Purpose: Power-Up is the apex variation of a Rock Back Sit-Push Forward Stand, and focuses on the eccentric phase of the movement (controlled lengthening of the muscles involved/resisting gravity to affect a slow, controlled return to the sit position). The main difference between this variation and the Power-Up Prep: Advanced is the speed control the dog gains on the return to sit.
Equipment: Plyo Box or Peanut, Sitting Platform
Targets: The muscles contracting eccentrically during the return to sit phase of this movement are the quadriceps, proximal hamstring, gluteals and digital flexors. This controlled lengthening requires proprioceptive control of the large movers (mentioned above), along with the small stabilizing muscles that direct the rotational forces through the hip, stifle, tibiotarsal joint and foot.
Of course, there is also a great strength requirement during the concentric phase of this exercise (pushing up against gravity), but that has been built up to using more closed kinetic chain exercises, and is not the main focus of this variation.
- In the first few repetitions, you’ll notice how slowly Hot Rod is lowering from the stand to the sit position. Her top line is maintaining good neutral alignment, and both stifles/tarsus are flexing simultaneously and symmetrically . You’ll also notice how quickly she fatigues. This is a very demanding exercise.
- During the concentric phase, you’ll notice that even when Hot Rod’s feet move out of position, she is able to self-correct, returning the feet to a symmetrical position with hocks vertical. You’ll also notice the front feet land symmetrically on the peanut, and are located vertically below her shoulder.

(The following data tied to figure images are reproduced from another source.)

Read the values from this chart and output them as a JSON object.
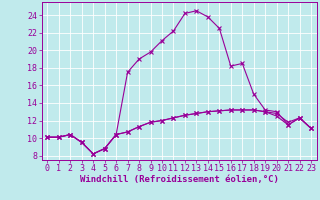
{
  "xlabel": "Windchill (Refroidissement éolien,°C)",
  "background_color": "#c0eaec",
  "line_color": "#990099",
  "xlim": [
    -0.5,
    23.5
  ],
  "ylim": [
    7.5,
    25.5
  ],
  "xticks": [
    0,
    1,
    2,
    3,
    4,
    5,
    6,
    7,
    8,
    9,
    10,
    11,
    12,
    13,
    14,
    15,
    16,
    17,
    18,
    19,
    20,
    21,
    22,
    23
  ],
  "yticks": [
    8,
    10,
    12,
    14,
    16,
    18,
    20,
    22,
    24
  ],
  "line1_x": [
    0,
    1,
    2,
    3,
    4,
    5,
    6,
    7,
    8,
    9,
    10,
    11,
    12,
    13,
    14,
    15,
    16,
    17,
    18,
    19,
    20,
    21,
    22,
    23
  ],
  "line1_y": [
    10.1,
    10.1,
    10.4,
    9.5,
    8.2,
    8.8,
    10.4,
    10.7,
    11.3,
    11.8,
    12.0,
    12.3,
    12.6,
    12.8,
    13.0,
    13.1,
    13.2,
    13.2,
    13.2,
    13.0,
    12.8,
    11.8,
    12.3,
    11.1
  ],
  "line2_x": [
    0,
    1,
    2,
    3,
    4,
    5,
    6,
    7,
    8,
    9,
    10,
    11,
    12,
    13,
    14,
    15,
    16,
    17,
    18,
    19,
    20,
    21,
    22,
    23
  ],
  "line2_y": [
    10.1,
    10.1,
    10.4,
    9.5,
    8.2,
    8.8,
    10.4,
    17.5,
    19.0,
    19.8,
    21.1,
    22.2,
    24.2,
    24.5,
    23.8,
    22.5,
    18.2,
    18.5,
    15.0,
    13.2,
    13.0,
    11.5,
    12.3,
    11.1
  ],
  "line3_x": [
    0,
    1,
    2,
    3,
    4,
    5,
    6,
    7,
    8,
    9,
    10,
    11,
    12,
    13,
    14,
    15,
    16,
    17,
    18,
    19,
    20,
    21,
    22,
    23
  ],
  "line3_y": [
    10.1,
    10.1,
    10.4,
    9.5,
    8.2,
    8.8,
    10.4,
    10.7,
    11.3,
    11.8,
    12.0,
    12.3,
    12.6,
    12.8,
    13.0,
    13.1,
    13.2,
    13.2,
    13.2,
    13.0,
    12.5,
    11.5,
    12.3,
    11.1
  ],
  "grid_color": "#ffffff",
  "font_color": "#990099",
  "xlabel_fontsize": 6.5,
  "tick_fontsize": 6.0
}
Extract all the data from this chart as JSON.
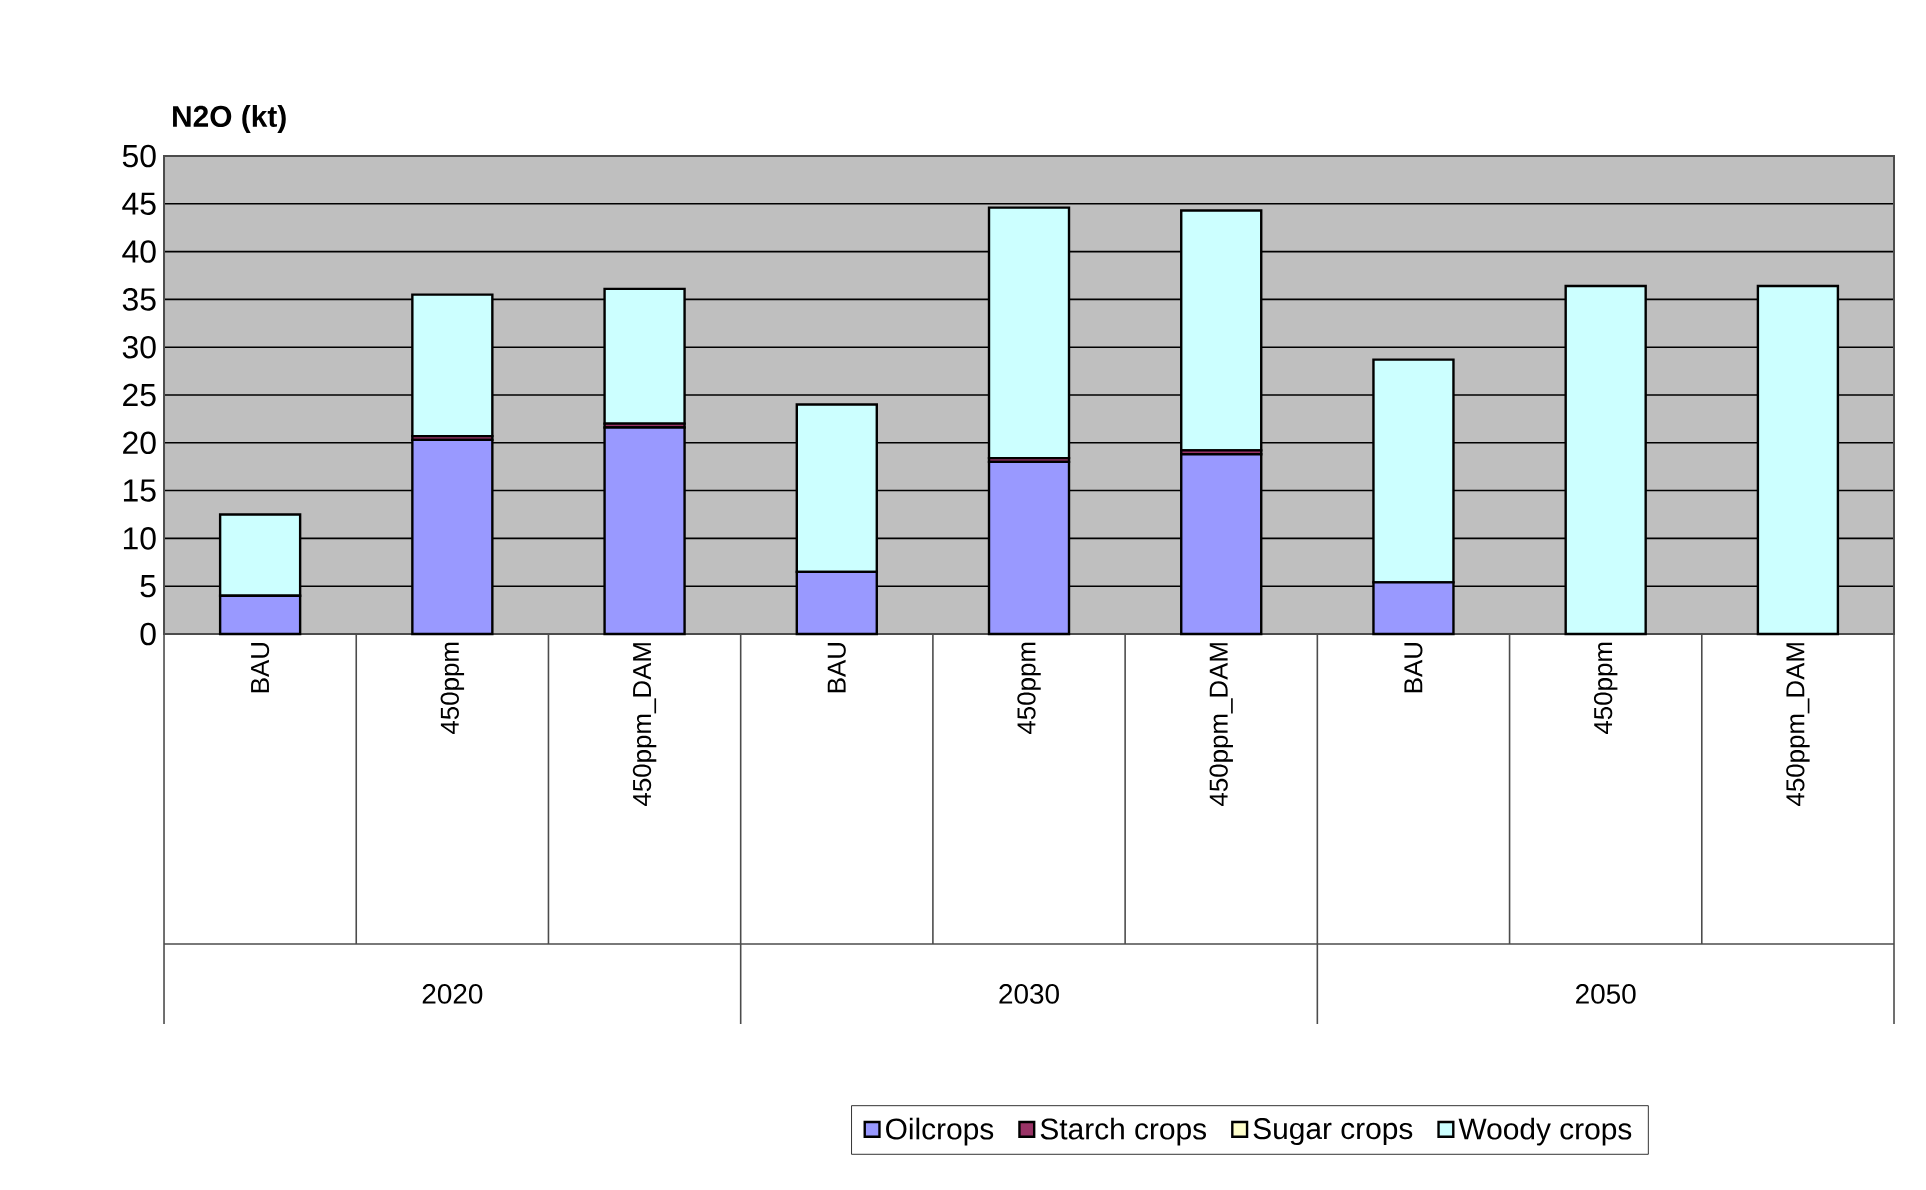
{
  "chart_data": {
    "type": "bar",
    "stacked": true,
    "ylabel": "N2O (kt)",
    "categories": [
      "BAU",
      "450ppm",
      "450ppm_DAM",
      "BAU",
      "450ppm",
      "450ppm_DAM",
      "BAU",
      "450ppm",
      "450ppm_DAM"
    ],
    "annotations": [
      "2020",
      "2030",
      "2050"
    ],
    "series": [
      {
        "name": "Oilcrops",
        "color": "#9999ff",
        "values": [
          4.0,
          20.3,
          21.6,
          6.5,
          18.0,
          18.8,
          5.4,
          0,
          0
        ]
      },
      {
        "name": "Starch crops",
        "color": "#993366",
        "values": [
          0,
          0.4,
          0.4,
          0,
          0.4,
          0.4,
          0,
          0,
          0
        ]
      },
      {
        "name": "Sugar crops",
        "color": "#ffffcc",
        "values": [
          0,
          0,
          0,
          0,
          0,
          0,
          0,
          0,
          0
        ]
      },
      {
        "name": "Woody crops",
        "color": "#ccffff",
        "values": [
          8.5,
          14.8,
          14.1,
          17.5,
          26.2,
          25.1,
          23.3,
          36.4,
          36.4
        ]
      }
    ],
    "ylim": [
      0,
      50
    ],
    "yticks": [
      0,
      5,
      10,
      15,
      20,
      25,
      30,
      35,
      40,
      45,
      50
    ],
    "grid": "y",
    "legend": "bottom"
  }
}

- This exercise has taken us quite a lot of time to develop the required strength and stability to execute this slowly. You can see an earlier variation of this exercise that there’s a marked difference in speed/control, and a difference in timing between the bend in the stifle, and the front feet hitting the sitting platform.
- Keep in mind this is a very challenging variation. Alignment of the spine, pelvis, hip, stifle and hock should be easily maintained in a closed kinetic chain (front feet fixed on an object), before it’s reasonable to expect a dog to stabilize in an open kinetic chain. A dog struggling with the open nature of the kinetic chain in this variation might be better off substituting the Tuck Sit-Kick Back Stand + Elevation: Advanced exercise.